– Nauka na naszym uniwersytecie ukierunkowana jest zarówno na wiedzę praktyczną, jak i przygotowanie teoretyczno-systemowe absolwentów. Tak, by po opuszczeniu murów uczelni umieli odnaleźć się w gąszczu zmieniających się przepisów – wskazuje.
Młoda kadra
Drugie miejsce w zestawieniu – podobnie jak w roku ubiegłym – zajął WPiA Uniwersytetu Warszawskiego (tracąc zaledwie mniej niż 1 punkt do UJ). Trzecie – Uniwersytet Śląski – zajmując tym samym pozycję, na której w zeszłym roku uplasował się Uniwersytet Wrocławski.

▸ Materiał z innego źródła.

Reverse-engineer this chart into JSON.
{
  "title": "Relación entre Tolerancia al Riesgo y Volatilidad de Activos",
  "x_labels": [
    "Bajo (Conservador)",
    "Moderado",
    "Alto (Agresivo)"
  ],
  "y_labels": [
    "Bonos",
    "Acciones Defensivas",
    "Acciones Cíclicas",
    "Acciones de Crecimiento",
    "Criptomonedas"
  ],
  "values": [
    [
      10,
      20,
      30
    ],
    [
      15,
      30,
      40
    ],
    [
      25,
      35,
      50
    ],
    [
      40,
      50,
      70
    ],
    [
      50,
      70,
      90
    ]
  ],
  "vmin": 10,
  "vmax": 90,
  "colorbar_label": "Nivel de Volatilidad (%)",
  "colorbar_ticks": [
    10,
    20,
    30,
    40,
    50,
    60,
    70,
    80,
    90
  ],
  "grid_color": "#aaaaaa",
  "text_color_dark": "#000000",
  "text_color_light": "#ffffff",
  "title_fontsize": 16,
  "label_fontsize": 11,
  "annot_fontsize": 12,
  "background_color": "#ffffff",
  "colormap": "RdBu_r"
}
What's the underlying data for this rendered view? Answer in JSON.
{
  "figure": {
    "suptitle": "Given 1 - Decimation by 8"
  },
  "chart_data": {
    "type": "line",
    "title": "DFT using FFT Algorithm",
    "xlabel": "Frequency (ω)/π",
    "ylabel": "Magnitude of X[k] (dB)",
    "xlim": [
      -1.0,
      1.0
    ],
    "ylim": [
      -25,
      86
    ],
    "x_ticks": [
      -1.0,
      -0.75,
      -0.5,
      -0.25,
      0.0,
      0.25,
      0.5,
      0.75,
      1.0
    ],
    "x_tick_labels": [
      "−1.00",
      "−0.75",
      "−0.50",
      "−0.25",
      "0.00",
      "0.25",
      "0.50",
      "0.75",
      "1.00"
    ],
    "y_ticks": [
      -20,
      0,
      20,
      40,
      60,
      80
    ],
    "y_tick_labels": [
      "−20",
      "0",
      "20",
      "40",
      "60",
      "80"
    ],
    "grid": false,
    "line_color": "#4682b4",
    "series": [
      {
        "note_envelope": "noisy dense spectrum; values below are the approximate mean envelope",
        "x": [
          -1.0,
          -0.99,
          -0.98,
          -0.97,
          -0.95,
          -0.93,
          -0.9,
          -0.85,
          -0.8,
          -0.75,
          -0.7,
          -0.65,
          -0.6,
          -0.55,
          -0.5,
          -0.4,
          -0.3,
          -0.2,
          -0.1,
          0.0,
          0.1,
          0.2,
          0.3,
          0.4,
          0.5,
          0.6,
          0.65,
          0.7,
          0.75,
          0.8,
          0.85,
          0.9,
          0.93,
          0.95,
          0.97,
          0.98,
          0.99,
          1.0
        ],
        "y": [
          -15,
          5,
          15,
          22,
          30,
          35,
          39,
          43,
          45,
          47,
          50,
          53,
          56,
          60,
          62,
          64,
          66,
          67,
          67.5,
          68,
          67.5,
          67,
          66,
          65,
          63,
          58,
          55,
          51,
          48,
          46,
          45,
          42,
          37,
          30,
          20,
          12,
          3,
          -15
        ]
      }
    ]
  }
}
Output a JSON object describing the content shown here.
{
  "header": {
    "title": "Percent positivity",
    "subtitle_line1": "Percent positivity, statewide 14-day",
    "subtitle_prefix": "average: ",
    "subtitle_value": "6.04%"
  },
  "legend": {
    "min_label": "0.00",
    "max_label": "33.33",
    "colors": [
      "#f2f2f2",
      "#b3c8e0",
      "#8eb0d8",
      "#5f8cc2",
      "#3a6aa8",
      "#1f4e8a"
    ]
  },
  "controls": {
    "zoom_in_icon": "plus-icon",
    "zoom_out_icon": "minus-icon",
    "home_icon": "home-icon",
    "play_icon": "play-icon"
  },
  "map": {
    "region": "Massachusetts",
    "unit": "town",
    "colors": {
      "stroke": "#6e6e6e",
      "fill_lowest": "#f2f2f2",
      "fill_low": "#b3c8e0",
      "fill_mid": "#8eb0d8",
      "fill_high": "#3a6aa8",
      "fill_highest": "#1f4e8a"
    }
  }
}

– Jaka jest recepta na awans? Po prostu się staramy. Odmłodziliśmy kadrę naukową. Kilka dni temu wszczęliśmy sześć nowych przewodów profesorskich. Prowadzimy szkołę prawa amerykańskiego oraz prawa chińskiego. Uczy się u nas coraz więcej obcokrajowców. Dynamicznie rozwijamy współpracę międzynarodową. To wszystko składa się na pozycję w rankingu – wskazuje prof. dr hab. Czesław Martysz, dziekan Wydziału Prawa i Administracji Uniwersytetu Śląskiego.
W rankingu uczelnie były oceniane w trzech kategoriach. Brano pod uwagę potencjał naukowy, jakość kształcenia oraz współpracę z zagranicą.
Trudna decyzja
Jeśli chodzi o uczelnie niepubliczne, tutaj również doszło do przetasowania na podium. Wciąż jednak trzy pierwsze miejsca przypadły tym samym ośrodkom. I tak pierwsze miejsce zajął SWPS Uniwersytet Humanistycznospołeczny w Warszawie (podobnie jak w roku 2018). – Wynik pokazuje, że działania, które podjęliśmy cztery lata temu – kiedy stary program studiów trafił do kosza, na rzecz powstania Szkoły Prawa – przynoszą wymierne skutki – wskazuje profesor Dariusz Jagiełło, prodziekan ds. nauki na Wydziale Prawa SWPS Uniwersytetu Humanistycznospołecznego.
Naukowiec nie ukrywa przy tym, że na SWPS zaczęto przykładać większą wagę do rozwiązywaniu testów, co jest umiejętnością potrzebną wszystkim, którzy startują na aplikacje prawnicze.